Bierwirth later joined National Distillers & Chemical Corporation, where he was responsible for creating petrochemical operations in Japan, Taiwan, Belgium, Brazil, Finland and Yugoslavia, and in increasing petrochemical operations in Northern Ireland, Italy, Switzerland, Argentina and Bolivia.

In 1972 Bierwirth left ND&CC to become Treasurer of the Grumman Corporation and, four months later, President. He was named chairman and CEO three years later. He was reportedly brought on board to assist the beleaguered company in staving off almost-certain bankruptcy. His first assignment was to renegotiate contracts which the company held with the Navy for production of the F-14 "Tomcat" fighter jet. By 1973 he was successful, although the revised contract sparked congressional criticism. He sold Gulfstream, a highly profitable business-jet unit in 1978, justifying the action by stating that Grumman "desperately needed" the cash infusion.
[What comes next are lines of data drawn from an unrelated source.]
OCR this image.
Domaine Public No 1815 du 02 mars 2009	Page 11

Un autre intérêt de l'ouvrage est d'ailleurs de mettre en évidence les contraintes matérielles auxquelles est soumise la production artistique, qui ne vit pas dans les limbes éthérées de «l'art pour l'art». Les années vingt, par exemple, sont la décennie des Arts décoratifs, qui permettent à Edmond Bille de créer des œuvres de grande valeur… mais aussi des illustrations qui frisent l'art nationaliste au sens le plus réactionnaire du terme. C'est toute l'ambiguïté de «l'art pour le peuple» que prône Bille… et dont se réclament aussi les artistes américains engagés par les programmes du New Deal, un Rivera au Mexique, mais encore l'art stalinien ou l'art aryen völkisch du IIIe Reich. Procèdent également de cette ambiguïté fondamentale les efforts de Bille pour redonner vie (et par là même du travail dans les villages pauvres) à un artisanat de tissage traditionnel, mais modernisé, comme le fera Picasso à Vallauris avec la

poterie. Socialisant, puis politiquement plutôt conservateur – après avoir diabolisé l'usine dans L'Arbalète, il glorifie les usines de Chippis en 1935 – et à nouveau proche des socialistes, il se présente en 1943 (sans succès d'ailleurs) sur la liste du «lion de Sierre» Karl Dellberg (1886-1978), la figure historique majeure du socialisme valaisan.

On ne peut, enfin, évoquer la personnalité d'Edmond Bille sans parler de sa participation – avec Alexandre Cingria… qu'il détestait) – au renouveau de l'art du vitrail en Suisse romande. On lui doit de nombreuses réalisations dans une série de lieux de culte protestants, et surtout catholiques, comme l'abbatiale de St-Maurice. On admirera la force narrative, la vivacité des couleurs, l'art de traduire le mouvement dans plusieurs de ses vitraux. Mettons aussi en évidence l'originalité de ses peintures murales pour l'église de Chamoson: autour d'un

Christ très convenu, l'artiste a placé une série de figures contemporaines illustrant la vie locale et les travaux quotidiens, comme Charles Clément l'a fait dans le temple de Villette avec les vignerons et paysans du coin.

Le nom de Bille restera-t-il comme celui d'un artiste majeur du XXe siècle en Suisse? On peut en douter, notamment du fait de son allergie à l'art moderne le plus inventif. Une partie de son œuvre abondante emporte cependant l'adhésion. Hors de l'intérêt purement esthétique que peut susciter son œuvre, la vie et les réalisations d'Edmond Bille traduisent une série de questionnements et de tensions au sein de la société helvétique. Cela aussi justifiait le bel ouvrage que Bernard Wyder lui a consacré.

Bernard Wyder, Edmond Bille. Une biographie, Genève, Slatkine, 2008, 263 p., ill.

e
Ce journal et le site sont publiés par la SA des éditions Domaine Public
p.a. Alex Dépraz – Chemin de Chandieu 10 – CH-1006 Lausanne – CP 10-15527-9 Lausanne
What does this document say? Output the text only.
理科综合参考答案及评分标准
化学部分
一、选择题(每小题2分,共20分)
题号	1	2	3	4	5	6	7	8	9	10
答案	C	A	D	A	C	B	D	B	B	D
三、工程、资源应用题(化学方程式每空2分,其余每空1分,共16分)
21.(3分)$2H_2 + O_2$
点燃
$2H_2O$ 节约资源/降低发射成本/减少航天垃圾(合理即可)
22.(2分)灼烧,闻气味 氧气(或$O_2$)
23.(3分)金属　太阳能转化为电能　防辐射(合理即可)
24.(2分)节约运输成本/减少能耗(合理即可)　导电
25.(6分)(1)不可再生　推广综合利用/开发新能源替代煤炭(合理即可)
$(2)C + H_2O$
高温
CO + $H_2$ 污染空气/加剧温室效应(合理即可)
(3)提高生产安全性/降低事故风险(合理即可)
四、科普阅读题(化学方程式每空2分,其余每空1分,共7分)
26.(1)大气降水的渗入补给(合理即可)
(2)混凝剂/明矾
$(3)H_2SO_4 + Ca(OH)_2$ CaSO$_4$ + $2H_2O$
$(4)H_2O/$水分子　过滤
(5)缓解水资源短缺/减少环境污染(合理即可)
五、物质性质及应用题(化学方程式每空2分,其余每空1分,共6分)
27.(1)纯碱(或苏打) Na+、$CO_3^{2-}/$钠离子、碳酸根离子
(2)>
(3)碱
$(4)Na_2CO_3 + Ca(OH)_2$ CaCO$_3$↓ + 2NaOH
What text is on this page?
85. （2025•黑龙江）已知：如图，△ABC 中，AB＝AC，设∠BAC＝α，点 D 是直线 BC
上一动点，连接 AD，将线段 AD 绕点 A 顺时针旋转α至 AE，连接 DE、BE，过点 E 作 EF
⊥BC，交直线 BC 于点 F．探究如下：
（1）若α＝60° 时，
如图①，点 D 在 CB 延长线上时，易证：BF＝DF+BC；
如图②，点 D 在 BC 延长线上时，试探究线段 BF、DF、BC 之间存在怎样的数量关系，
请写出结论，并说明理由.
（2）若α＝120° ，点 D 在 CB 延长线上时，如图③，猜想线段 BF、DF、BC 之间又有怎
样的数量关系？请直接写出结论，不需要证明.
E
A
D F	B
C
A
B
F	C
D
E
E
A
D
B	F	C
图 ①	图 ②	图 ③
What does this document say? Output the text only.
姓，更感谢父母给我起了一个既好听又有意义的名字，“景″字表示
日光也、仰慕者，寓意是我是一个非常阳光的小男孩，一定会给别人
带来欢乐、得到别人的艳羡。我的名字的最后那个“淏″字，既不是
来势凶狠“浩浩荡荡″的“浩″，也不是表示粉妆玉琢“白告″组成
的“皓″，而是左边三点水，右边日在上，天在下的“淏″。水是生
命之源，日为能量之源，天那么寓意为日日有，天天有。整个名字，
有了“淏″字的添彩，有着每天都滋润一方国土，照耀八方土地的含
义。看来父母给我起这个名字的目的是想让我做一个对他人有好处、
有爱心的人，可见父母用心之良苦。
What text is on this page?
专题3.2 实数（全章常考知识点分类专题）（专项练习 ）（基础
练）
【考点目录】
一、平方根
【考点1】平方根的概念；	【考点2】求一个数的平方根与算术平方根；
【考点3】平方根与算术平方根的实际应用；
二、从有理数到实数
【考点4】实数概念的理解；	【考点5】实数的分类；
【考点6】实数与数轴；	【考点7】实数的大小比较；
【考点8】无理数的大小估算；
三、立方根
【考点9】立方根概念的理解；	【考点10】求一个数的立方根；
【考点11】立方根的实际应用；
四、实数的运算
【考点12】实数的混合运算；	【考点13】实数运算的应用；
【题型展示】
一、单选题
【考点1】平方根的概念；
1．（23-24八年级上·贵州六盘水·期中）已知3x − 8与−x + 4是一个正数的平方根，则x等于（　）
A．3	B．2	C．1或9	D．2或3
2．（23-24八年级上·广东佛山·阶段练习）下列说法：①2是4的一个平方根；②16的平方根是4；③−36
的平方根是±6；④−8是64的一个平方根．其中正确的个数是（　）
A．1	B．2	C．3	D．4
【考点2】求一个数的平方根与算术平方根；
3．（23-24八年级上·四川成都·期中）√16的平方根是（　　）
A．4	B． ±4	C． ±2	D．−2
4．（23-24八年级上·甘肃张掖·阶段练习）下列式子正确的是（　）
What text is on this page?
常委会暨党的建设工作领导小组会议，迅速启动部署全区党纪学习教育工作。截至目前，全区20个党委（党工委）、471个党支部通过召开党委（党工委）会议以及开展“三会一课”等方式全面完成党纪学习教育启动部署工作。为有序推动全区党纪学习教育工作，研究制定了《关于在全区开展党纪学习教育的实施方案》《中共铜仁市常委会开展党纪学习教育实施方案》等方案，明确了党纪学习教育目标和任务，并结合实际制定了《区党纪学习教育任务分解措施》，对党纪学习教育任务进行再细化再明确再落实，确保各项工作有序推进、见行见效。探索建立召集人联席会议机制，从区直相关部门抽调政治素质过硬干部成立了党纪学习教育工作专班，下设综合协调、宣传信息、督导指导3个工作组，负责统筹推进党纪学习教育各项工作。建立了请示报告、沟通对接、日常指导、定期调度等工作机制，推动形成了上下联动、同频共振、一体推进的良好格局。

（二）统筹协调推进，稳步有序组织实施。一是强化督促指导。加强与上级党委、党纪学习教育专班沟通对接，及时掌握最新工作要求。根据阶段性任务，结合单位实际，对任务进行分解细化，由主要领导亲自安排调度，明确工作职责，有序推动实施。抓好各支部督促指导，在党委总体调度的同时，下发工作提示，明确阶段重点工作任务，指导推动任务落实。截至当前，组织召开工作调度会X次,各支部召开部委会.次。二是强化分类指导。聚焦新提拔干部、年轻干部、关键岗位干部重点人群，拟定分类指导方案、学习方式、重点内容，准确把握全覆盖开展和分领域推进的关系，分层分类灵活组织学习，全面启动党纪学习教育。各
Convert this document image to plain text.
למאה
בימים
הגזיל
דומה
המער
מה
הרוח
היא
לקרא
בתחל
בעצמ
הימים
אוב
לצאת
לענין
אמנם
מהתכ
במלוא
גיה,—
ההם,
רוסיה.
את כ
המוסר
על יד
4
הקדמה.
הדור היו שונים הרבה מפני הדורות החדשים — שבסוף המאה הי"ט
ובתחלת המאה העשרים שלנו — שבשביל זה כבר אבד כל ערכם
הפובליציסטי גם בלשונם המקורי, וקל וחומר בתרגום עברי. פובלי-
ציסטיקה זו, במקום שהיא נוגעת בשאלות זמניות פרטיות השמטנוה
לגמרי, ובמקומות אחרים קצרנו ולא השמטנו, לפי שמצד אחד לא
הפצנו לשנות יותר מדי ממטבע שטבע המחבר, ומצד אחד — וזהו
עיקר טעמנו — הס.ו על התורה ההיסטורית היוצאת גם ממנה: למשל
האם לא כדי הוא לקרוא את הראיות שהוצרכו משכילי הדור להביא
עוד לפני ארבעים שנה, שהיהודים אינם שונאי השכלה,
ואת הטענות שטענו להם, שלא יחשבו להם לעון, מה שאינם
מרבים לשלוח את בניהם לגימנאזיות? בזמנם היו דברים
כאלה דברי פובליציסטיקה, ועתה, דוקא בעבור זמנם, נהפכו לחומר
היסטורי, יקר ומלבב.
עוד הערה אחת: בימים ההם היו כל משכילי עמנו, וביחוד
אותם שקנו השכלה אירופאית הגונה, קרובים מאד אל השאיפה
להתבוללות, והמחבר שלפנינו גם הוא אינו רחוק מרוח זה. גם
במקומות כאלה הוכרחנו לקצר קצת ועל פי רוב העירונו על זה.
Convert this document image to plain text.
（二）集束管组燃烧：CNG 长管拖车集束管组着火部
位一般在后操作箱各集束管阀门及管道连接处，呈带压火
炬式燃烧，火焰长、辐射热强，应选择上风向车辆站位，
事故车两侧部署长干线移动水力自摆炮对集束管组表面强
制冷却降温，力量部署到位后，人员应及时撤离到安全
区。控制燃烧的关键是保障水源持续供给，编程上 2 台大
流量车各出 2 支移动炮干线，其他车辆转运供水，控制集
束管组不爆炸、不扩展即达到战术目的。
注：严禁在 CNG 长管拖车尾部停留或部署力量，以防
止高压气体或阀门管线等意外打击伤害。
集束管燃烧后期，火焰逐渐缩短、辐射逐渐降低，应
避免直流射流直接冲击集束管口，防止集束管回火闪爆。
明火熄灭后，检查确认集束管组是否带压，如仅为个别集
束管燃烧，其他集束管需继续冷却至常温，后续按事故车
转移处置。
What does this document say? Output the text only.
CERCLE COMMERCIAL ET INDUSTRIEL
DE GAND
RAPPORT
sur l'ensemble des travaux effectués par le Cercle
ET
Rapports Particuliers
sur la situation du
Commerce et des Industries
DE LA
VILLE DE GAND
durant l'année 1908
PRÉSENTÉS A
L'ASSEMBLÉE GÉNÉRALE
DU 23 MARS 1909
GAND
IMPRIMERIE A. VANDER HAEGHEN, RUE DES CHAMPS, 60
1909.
In 1981 he fended off a takeover attempt by LTV, which was lauded by the company's workforce but initially criticized by some of the company's stockholders. In fact, LTV, a high-flying conglomerate had a largely underfunded pension plan. Grumman's was overfunded. LTV sought to solve its pension problem and planned to skim off the excess.

He attempted to diversify the company's area of business, building trucks for the US Postal Service, canoes for the recreational market, and city buses for Flxible.

Bierwirth retired from Grumman in 1988, after rising from Treasurer to president, then to Chief Executive, and finally chairman of the company. He lived in Lawrence, where he was born, for the remainder of his life. He died in a Freeport hospice of congestive heart failure.

==Personal==
Bierwirth married Marion Bierwirth in 1947. She survived him, as also did their four children, John, Warren, Marion and Susan.

He enjoyed sports, participating on college baseball and squash racket teams. In later life he enjoyed tennis and fly fishing.

He participated in public service projects as well. He was on the delegation which eventually persuaded the Russians to leave Afghanistan. He, Cyrus Vance and Brent Scowcroft formed a committee to work with the People's Republic of China to further the peace process in East Asia. As Vance and Scowcroft took other assignments, Jack became chairman of the US side, which continued for several years. He served on the boards of many environmental organizations, the Yale–China Association and Adelphi University.